Winner 2010 Indie Award for Best Fantasy.
It should have been a cushy job: Vern, the dragon detective, and his partner, the mage Sister Grace, are given an all-expense paid trip to Florida to chaperone a group of Magicals at a Mensa convention. Then the pixies start pranking, the Valkyrie starts vamping and a dwarf goes to Billy Beaver's Fantasyland hoping to be "discovered." Environmentalists protest Vern's "disrupting the ecosystem," while clueless tourists think he's animatronic. When the elves get high on artificial flavorings and declare war on Florida, it turns into the toughest case they aren’t getting paid for.
Read the Reviews:
Karina Fabianʼs premiere novel from Swimming Kangaroo Press, Magic, Mensa and Mayhem, made me laugh, everything from quiet chuckles to outright snorts. MM&M brought to mind Craig Shaw Gardnerʼs humorous Tales of Wuntvor, with its phraselong Elvish names and clash of magical races, each with its own culture and quirks that would make a UN official tear out his or her hair. The main character and narrator, a cranky dragon named Vern and his partner, an Irish Faerie nun named Sister Grace, negotiate a MENSA convention in Central Florida in an effort to keep the peace between the Mundane world and the delegates from Faerie, all the while trying to discover the reason a perpetrator has set a host of Brownies loose in an unbridled cleaning frenzy. There are enough puns to elicit groans from even the sternest critic. A quick read and an enjoyable one.

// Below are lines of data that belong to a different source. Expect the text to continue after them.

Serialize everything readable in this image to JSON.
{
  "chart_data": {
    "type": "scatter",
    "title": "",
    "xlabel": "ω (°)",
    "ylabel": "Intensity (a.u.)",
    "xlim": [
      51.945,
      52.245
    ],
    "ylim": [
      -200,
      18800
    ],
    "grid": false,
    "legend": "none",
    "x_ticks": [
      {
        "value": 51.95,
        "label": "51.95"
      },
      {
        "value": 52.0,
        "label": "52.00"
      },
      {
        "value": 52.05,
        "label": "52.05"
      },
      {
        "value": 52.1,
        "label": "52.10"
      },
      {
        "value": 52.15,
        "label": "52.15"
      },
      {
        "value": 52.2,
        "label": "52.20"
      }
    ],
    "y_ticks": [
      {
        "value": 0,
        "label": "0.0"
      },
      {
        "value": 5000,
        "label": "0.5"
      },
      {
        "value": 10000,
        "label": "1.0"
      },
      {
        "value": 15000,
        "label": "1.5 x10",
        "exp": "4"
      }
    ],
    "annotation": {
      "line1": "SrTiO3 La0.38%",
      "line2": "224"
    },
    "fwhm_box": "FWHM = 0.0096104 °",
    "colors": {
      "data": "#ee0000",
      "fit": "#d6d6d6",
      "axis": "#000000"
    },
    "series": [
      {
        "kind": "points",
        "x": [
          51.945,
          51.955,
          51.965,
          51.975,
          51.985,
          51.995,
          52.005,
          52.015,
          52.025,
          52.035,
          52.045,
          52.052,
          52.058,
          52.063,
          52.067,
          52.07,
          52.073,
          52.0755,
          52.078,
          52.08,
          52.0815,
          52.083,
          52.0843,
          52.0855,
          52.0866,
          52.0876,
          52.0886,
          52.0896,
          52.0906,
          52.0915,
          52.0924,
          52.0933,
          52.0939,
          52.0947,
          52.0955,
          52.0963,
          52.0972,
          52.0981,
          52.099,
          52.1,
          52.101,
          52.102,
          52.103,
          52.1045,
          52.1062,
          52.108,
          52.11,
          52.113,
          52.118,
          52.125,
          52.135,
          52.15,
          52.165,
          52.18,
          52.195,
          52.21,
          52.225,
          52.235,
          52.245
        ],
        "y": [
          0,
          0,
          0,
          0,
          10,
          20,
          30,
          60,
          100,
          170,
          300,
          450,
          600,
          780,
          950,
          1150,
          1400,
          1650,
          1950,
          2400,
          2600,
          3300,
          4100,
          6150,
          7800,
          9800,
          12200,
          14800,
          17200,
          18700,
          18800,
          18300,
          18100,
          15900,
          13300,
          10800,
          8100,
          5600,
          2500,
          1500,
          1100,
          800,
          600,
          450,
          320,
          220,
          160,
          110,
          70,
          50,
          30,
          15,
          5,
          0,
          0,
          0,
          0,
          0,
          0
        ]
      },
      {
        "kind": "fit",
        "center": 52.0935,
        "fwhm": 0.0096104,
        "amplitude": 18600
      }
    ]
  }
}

--Jody Lynne Nye, author of An Unexpected Apprentice and co-author of the Myth, Inc novels
Religion and humor suffuse this well-imagined and densely plotted comedic mystery, based on a short story of the same title. Cursed by St. George to serve the Faerie Catholic Church, dragon detective Vern now sleuths in the mundane world. His latest (unpaid) assignment is to babysit a group of faeries attending a Mensa meeting. Vern quickly has his claws full juggling crises, from invisible brownies to two elves whose rivalry threatens to become interdimensional war. Distinctly memorable and occasionally silly supporting characters, from Brunhilde the Valkyrie to Native American trickster Coyote, steer the action. While the conclusion sticks perilously close to genre formula and the narrative is jumpy throughout, most readers will forgive the clichés (and Vern’s groan-worthy puns) and chuckle all the way through.